Freedom of information

– Section 8 statement

The Reserve Bank is an exempt agency under the Freedom of Information Act 1982 in respect of documents concerning banking operations (including individual open market operations and foreign exchange dealings) and exchange control matters.

Organisation and functions: The Reserve Bank is Australia's central bank. It was established by Commonwealth legislation in 1911. Its functions, powers and responsibilities are specified in the Reserve Bank Act 1959, the Banking Act 1959, the Financial Corporations Act 1974, the Commonwealth Authorities and Companies Act 1997, the Payment Systems (Regulation) Act 1998 and the Payment Systems and Netting Act 1998, and in Regulations made under those Acts. The Bank's organisation chart appears at the end of this Report.

Categories of documents: Lists of publications, including speeches, articles, occasional papers, information booklets, conference volumes, regular media releases and other publications, are published from time to time in the Reserve Bank Bulletin; most of this information is also included on the Bank's web site. Other documents held by the Bank are in the form of working notes and files covering policy and operational matters, statistical data, personnel, premises and general administration.

Facilities for access and freedom of information procedures: Inquiries under the Freedom of Information Act 1982, including requests for access to documents, should be directed to the Secretary, Head Office, or the Managers of branches. Applications should be accompanied by the application fee (currently $30). Facilities to inspect documents to which access has been granted are available in the Bank's branches.

– Section 93 statement

Six requests for access to documents under the Act were received in 1997/98, compared with two in the previous year.
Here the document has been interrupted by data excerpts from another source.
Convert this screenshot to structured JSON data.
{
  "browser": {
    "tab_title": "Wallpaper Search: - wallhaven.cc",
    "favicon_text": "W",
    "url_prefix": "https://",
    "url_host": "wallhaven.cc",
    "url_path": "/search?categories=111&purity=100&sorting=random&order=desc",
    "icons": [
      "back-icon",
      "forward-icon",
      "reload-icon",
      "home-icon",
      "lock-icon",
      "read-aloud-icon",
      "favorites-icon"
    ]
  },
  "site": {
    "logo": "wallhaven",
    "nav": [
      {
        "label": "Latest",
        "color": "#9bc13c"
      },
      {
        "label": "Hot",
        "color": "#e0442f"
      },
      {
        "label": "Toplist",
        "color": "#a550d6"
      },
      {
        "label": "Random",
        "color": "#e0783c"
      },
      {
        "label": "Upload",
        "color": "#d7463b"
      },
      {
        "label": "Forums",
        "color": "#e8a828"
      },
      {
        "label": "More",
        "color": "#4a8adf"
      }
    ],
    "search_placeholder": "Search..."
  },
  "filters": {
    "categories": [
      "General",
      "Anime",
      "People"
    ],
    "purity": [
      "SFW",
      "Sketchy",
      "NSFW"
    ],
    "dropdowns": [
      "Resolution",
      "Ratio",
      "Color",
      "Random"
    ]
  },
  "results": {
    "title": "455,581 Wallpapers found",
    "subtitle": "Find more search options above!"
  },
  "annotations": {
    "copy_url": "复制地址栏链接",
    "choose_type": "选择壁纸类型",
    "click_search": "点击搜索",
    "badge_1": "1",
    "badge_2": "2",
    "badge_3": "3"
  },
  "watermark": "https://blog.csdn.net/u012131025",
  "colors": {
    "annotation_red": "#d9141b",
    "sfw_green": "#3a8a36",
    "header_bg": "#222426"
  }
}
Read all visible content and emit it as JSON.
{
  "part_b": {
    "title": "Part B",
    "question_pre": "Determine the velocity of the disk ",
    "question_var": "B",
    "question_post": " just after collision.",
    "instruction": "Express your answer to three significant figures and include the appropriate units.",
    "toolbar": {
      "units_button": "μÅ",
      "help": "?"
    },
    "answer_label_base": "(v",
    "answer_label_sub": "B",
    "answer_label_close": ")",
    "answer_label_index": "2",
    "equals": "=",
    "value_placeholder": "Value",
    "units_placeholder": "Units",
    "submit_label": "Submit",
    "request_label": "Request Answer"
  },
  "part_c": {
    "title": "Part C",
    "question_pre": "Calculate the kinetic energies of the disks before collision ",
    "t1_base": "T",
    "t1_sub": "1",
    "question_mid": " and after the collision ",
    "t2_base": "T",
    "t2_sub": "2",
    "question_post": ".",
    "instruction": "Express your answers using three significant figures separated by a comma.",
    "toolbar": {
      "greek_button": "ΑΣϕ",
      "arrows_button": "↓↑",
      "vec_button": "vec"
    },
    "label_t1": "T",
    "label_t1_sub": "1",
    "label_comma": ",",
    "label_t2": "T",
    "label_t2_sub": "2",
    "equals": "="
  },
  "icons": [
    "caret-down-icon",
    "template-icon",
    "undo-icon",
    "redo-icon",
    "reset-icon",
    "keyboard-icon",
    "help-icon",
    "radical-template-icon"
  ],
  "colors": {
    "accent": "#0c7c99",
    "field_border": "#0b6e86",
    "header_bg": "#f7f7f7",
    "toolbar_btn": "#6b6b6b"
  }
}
Access to documents was granted in full for three requests and in part for one request, and access was denied for two requests. There were no applications for internal review or for review by the Administrative Appeals Tribunal. The cost of administering the Act in 1997/98 is estimated to have been approximately $8,800, compared with approximately $67,100 in the previous year; application fees of $90 and charges of $380 were collected by the Reserve Bank.